Heureusement, nous ne sommes pas les seuls à nous préoccuper de cet aspect. Par conséquent, nous tiendrons un atelier de deux jours à Toronto au mois de mai avec un groupe de spécialistes, provenant des quatre coins de la planète, qui s’affairent à régler ce problème.

Les participants à l’atelier, La mesure du rendement de l’enseignement supérieur : Au-delà des inscriptions, viennent du Royaume-Uni, de l’Irlande, des Pays-Bas, de l’OCDE, de l’Australie, des États-Unis et du Canada. Ces personnes n’ont pas été choisies au hasard. Elles représentent un groupe de gens qui cherchent activement à régler le problème et, plus important encore, qui utilisent une vaste gamme d’approches pour faire face à ce défi. Ils plaident en faveur de différentes mesures. Certains appuient une approche ascendante menée par le corps professoral. D’autres font la promotion d’une mesure descendante normalisée à l’échelle de l’établissement. Certains préconisent une mesure directe des compétences tandis que d’autres prônent l’utilisation de marqueurs de substitution indirects de la qualité. Certains sont partiaux à l’égard des mesures d’intrant et d’autres envers les mesures d’extrant. Certains croient que le gouvernement devrait jouer un rôle important; d’autres adoptent plutôt une approche gouvernementale non interventionniste. Certains mettent l’accent sur les indicateurs les plus pertinents pour leurs étudiants. D’autres insistent sur des indicateurs plus utiles à la société et aux gouvernements.

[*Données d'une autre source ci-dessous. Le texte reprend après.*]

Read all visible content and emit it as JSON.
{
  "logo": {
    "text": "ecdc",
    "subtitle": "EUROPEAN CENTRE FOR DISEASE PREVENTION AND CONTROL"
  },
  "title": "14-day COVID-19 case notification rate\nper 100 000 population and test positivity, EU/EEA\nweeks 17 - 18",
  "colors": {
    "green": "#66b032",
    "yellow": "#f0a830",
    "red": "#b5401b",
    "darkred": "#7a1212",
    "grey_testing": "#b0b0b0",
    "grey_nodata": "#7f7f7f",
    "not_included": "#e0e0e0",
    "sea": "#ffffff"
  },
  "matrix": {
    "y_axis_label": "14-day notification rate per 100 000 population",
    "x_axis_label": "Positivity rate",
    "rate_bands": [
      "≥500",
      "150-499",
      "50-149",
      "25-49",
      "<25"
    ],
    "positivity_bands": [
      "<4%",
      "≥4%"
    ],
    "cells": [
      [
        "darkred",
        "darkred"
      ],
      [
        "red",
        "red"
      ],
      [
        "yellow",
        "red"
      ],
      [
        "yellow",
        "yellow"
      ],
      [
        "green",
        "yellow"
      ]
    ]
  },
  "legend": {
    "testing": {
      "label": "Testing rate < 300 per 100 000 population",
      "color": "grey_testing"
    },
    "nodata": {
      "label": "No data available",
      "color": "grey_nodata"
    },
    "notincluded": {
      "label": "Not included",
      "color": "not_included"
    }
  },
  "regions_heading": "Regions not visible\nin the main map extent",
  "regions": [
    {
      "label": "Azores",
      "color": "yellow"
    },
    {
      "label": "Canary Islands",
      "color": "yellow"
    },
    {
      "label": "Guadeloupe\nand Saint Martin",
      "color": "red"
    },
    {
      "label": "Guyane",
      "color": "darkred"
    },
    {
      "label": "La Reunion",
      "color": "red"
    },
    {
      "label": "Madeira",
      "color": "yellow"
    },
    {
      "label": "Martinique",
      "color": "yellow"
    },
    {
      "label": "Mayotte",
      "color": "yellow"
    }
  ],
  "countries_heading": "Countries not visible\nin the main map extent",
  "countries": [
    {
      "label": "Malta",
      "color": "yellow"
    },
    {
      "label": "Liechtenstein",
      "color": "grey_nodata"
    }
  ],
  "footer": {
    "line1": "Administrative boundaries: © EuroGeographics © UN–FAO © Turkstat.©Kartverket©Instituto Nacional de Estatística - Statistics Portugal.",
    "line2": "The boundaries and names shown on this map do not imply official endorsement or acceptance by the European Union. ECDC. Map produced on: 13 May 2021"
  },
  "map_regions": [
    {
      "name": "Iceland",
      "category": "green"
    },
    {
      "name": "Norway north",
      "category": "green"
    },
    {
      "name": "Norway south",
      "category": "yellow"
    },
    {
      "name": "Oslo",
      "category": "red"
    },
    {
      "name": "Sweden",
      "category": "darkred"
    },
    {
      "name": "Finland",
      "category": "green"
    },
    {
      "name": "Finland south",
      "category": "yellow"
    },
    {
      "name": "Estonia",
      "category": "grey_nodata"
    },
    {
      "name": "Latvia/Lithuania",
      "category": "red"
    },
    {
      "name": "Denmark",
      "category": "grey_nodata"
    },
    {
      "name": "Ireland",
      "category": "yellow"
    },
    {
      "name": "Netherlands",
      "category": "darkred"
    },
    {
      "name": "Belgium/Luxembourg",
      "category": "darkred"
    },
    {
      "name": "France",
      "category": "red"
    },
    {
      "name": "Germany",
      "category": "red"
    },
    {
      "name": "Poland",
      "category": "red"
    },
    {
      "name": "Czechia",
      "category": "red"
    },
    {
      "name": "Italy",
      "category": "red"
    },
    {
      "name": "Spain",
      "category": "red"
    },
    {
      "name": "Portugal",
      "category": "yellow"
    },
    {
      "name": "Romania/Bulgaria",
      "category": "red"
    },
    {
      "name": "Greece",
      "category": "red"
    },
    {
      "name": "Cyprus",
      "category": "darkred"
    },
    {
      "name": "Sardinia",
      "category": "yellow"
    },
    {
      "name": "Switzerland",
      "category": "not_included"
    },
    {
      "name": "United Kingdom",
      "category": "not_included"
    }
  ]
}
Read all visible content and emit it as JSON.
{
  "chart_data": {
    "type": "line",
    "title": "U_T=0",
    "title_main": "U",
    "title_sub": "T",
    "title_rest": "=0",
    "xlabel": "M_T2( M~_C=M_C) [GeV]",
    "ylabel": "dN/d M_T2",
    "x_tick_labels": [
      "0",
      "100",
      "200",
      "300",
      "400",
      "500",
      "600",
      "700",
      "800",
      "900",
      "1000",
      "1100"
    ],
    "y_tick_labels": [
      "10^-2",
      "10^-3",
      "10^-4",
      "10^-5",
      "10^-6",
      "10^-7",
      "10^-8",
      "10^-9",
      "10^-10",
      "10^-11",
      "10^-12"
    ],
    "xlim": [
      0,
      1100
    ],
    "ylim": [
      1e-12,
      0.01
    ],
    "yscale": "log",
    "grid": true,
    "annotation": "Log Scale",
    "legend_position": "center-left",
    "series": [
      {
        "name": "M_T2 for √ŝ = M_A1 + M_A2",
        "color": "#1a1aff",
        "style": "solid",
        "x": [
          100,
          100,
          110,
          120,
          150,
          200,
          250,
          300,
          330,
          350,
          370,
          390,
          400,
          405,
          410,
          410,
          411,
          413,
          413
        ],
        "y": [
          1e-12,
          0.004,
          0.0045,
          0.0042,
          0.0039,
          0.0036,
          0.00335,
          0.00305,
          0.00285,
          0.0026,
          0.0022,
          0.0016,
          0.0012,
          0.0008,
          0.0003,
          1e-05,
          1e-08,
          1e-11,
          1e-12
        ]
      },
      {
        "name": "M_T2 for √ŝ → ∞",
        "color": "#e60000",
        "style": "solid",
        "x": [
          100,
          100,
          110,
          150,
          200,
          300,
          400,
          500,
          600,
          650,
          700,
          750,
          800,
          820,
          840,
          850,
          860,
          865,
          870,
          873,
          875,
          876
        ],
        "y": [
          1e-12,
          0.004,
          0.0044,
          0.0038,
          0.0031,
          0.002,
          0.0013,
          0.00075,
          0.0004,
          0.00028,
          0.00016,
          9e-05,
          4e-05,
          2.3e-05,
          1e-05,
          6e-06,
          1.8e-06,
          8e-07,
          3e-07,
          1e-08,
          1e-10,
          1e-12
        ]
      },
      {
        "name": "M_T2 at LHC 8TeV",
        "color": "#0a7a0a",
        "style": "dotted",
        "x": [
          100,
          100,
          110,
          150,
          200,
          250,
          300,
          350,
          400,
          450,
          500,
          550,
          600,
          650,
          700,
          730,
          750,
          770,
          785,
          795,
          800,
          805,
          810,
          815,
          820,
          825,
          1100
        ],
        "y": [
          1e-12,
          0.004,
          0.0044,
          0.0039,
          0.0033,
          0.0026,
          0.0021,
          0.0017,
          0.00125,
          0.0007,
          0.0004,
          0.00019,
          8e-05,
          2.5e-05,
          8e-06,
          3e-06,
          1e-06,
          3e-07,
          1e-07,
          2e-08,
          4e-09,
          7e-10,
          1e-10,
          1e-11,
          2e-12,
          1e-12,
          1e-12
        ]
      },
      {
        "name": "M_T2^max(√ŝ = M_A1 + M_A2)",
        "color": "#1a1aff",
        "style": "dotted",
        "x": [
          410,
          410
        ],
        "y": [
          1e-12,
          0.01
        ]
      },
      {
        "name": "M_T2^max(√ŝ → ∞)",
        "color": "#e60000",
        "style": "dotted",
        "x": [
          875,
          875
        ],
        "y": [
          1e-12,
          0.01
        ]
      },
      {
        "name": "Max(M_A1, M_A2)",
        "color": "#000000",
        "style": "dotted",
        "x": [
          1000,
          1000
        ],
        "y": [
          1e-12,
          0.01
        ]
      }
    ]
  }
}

Nous avons demandé aux participants à l’atelier de se pencher sur trois questions:

1. Selon vous, quels aspects de la qualité de l’éducation postsecondaire, de l’apprentissage des étudiants ou de l’expérience scolaire doivent absolument être mesurés ou permettent le mieux de comprendre ces enjeux?

2. En particulier, comment mesurez-vous actuellement (ou comptez-vous mesurer) ces caractéristiques? Quels indicateurs précis recommandez-vous et utilisez-vous, et pourquoi?

3. Comment les établissements et gouvernements (ou les organismes associés au gouvernement, comme les conseils d’assurance de la qualité, les instances d’accréditation) utilisent-ils ou devraient-ils utiliser ces mesures? De quelle façon ces mesures sont-elles déclarées et diffusées et, d’après votre expérience, quelles répercussions ont-elles eues? Sur ce dernier point, nous souhaitons tout particulièrement entendre vos points de vue et témoignages au sujet de la façon dont ces mesures de la qualité de l’éducation ont eu une influence sur les programmes et programmes d’études postsecondaires, les politiques gouvernementales ou les ressources affectées par les gouvernements et établissements d’enseignement.

Nous avons délibérément invité qu’un petit nombre de participants à l’atelier, car nous avons l’intention de les cajoler de façon éhontée afin de retirer tout ce que nous pourrons d’eux.

Par souci d’exhaustivité et de clarté, les efforts que nous déployons sur la mesure de la qualité de l’éducation n’ont rien à voir avec le classement des établissements d’enseignement. Ils consistent plutôt en un exercice d’amélioration continue de l’enseignement postsecondaire. On ne peut pas gérer ou améliorer ce que l’on ne peut pas mesurer.

Nous avons bien hâte de tenir cet atelier et nous vous communiquerons les leçons que nous y aurons apprises. De plus, les participants prépareront un chapitre résumant leurs travaux et conseils. Nous les publierons sous forme de livre par l’entremise de la School of Policy Studies de l’Université Queen’s en 2018.

Je vous remercie d’avoir lu ce billet.